Summary: Impacts of the 3% Limitation • Are house prices rising faster or slower than 3% -- i.e. is the limitation binding? • Yes over the first 5 years – probably not for the next few. • What are the impacts of the 3% limitation on total Property Tax revenue? • Small so far. Values have risen quickly and rates have remained stable or risen. • Has the 3% limit caused a shift of the tax base from residential to non-residential taxpayers? • Has not prevented residential values from increasing faster than non-residential.
Summary: Impacts of the 3% Limitation (cont.) • How does the 3% Limit affect property tax rates? • Both operating and debt service rates will be higher, but the effect is small as long as turnover of existing homes is strong. • Has the 3% limit caused a shift of the tax base from existing property owners to new owners? • Yes, but more data are needed to quantify this effect. • Does the limit cause economic inefficiency in the housing market? • Yes, but more data are needed to quantify. • Conclusion: 3% Limit does not have a major impact on revenues generated by the property tax. It does create inequity between existing and new property owners.
Possible Alternatives Modify the Yield Control statute: • Eliminate the 3% limitation • Lower the allowed 5% growth rate of total operating tax liabilities from existing properties Pros: • Eliminates inequity between new and existing property owners.
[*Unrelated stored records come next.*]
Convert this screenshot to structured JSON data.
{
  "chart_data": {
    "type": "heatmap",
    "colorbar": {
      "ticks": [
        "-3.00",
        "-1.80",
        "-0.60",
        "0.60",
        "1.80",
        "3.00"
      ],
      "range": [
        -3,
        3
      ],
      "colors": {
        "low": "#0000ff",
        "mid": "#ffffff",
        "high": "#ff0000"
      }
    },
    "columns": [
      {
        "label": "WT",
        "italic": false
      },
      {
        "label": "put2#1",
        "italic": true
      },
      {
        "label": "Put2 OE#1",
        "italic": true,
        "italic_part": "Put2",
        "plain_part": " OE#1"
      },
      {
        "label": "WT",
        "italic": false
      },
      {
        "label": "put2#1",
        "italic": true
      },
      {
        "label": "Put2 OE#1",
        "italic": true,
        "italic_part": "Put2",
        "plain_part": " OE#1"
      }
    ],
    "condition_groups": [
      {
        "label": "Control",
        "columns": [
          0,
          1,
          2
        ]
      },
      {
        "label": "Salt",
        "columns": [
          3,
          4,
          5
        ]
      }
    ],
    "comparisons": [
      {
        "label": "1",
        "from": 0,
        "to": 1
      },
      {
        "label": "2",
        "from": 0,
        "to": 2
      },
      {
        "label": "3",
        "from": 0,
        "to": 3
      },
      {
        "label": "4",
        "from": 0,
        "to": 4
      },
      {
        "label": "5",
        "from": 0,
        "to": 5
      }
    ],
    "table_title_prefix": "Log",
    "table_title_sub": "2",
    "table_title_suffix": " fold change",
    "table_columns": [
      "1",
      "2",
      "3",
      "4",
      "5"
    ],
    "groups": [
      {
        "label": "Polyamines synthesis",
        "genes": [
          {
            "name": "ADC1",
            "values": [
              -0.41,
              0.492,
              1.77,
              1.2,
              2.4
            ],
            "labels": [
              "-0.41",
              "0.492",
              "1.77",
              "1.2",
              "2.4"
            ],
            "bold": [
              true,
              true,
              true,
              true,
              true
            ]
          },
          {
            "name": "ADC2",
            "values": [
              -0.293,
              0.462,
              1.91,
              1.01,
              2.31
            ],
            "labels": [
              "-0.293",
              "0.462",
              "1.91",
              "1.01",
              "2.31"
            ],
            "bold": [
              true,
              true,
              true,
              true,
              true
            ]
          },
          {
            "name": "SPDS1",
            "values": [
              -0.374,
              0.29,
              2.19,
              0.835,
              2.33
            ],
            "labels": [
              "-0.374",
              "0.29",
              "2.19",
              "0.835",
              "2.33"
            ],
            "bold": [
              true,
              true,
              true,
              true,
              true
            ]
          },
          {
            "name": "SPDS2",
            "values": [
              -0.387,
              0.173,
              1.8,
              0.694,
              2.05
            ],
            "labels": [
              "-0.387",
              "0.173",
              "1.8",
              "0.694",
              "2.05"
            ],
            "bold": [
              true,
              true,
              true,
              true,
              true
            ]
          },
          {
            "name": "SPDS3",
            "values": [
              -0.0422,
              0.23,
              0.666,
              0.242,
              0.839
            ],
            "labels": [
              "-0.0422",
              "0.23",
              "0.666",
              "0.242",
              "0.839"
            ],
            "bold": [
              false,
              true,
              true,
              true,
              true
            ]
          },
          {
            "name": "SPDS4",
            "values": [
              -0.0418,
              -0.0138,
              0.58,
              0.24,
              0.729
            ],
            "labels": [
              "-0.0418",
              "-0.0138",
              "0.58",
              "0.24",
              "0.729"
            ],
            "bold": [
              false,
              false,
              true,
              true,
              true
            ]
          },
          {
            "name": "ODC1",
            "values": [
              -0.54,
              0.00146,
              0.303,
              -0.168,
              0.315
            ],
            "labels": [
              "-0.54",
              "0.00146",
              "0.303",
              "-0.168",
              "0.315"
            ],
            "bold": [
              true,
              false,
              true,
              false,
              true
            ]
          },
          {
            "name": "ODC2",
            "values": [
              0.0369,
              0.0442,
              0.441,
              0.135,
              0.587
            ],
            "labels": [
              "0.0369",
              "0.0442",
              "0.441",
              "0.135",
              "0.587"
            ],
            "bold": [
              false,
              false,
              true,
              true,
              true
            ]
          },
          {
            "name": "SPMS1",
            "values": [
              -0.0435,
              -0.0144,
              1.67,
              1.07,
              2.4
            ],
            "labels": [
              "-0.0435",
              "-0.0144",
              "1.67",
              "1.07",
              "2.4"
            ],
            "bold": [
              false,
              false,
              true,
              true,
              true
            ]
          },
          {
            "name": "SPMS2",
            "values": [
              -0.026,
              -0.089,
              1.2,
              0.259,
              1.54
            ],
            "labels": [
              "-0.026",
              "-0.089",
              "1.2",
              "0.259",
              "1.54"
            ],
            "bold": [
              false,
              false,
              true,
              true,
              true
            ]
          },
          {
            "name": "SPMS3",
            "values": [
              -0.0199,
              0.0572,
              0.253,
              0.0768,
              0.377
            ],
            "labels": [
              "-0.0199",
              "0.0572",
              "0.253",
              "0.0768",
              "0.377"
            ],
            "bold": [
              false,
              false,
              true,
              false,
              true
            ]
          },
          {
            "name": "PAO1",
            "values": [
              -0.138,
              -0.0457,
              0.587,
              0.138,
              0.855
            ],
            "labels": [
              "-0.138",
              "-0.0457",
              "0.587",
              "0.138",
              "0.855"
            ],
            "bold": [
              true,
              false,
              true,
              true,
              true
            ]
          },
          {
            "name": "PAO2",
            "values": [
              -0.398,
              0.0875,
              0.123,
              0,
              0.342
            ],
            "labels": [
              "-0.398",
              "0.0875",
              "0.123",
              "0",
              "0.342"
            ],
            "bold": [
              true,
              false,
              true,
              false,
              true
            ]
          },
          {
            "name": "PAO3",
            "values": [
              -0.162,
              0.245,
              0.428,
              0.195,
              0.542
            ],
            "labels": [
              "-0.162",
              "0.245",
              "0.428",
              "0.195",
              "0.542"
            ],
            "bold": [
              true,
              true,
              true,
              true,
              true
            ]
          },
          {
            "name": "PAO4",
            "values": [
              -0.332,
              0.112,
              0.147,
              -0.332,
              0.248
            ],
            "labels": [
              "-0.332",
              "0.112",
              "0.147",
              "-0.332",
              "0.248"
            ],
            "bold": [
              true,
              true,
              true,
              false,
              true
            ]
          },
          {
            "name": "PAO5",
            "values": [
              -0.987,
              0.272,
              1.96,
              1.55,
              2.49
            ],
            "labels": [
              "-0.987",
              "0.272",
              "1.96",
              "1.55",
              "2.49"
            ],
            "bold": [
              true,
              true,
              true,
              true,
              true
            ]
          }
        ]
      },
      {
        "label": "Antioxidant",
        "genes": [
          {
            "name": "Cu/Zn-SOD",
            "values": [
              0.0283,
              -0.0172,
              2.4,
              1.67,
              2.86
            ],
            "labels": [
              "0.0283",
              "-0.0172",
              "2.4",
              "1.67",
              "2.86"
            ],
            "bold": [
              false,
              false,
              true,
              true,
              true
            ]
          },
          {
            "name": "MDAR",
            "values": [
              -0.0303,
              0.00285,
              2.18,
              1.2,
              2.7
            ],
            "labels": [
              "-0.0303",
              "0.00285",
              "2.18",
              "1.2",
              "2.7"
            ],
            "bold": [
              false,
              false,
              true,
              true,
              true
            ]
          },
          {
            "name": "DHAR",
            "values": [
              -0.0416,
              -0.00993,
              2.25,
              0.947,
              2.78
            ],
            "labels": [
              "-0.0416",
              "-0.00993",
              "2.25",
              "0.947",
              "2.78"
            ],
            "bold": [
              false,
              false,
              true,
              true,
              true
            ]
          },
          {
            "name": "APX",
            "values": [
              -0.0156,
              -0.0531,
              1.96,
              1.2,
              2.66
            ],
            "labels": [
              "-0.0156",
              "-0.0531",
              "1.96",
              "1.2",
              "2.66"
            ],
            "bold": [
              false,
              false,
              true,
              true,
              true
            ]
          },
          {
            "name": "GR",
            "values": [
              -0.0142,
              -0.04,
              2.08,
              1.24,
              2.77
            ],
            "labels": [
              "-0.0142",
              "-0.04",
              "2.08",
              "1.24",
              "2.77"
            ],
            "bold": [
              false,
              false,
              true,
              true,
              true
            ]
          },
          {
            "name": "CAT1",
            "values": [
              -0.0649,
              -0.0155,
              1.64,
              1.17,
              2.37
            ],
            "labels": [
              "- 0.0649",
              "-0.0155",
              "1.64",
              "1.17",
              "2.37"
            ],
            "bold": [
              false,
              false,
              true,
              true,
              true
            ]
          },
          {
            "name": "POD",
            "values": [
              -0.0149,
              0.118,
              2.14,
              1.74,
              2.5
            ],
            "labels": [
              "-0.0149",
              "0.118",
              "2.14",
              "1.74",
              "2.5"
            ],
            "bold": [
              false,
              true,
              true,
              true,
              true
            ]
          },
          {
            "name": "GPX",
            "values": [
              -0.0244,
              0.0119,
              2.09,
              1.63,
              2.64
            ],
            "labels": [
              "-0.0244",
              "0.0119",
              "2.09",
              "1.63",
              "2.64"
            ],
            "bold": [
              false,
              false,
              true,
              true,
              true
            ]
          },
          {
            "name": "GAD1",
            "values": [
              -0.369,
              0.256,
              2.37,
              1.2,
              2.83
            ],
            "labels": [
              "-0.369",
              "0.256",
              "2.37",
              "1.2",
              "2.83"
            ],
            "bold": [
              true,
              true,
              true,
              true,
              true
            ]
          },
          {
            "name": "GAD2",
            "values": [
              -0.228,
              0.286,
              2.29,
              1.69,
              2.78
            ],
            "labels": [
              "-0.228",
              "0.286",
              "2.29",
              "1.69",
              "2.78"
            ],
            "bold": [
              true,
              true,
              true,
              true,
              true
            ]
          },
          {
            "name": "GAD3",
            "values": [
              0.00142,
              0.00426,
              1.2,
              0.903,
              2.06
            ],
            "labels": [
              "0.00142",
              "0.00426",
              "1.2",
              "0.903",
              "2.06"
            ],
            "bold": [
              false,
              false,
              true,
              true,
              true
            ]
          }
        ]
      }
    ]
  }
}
Cons: • Reduces revenue growth from existing properties • Revenue would continue to grow due to new construction Notes: Potential impacts of this proposal can be simulated using existing property tax information.
Possible Alternatives (cont.) Tie debt service levies more closely to voter approval: • Debt service levies should adjust automatically downward in response to higher property values, but aggregate debt service levies have not decreased despite sharp increases in values. • Why are these levies not adjusting? • A study of debt service levies could be undertaken to illustrate whether the process is sufficiently transparent to prevent “sticker shock” for voters. • Study could recommend ways to tie the levy impositions more directly to voter actions. Pros: • Provide a clear picture of forces driving property tax rates.
Possible Alternatives (cont.) Increase Head of household exemption: • Exemption – currently $2,000 – has not been increased in many years Pros: • Property tax relief would be targeted at lower-income households, although all home-owning households would derive some relief Cons: • Renting households would not receive relief
Possible Alternatives (cont.) Expand the state’s “circuit breaker” program: • Provides property tax relief through the personal income tax • State – rather than local governments -- bears the fiscal burden Pros: • Targets relief at lowest income households Cons: • “Cash flow” problem because property taxes must be paid 2 to 3 months before income tax refund is available.
Possible Alternatives (cont.) Other measures or hybrids of existing alternatives- Limiting residential valuation limitations by differing rates (i.e. 2% or 4%) will result in greater inequity and more protections, or vice a versa, depending on the policy objectives. For example the poorer could be more protected with a “circuit breaker” and/or increased homestead exemption, while the valuation limitation could be increased to smooth inequities and speed current and correct valuations. As is some other states, valuations could be limited to primary residences rather than all residential property Other revenues could be used to offset residential tax limitations; however, they would come with a cost as well.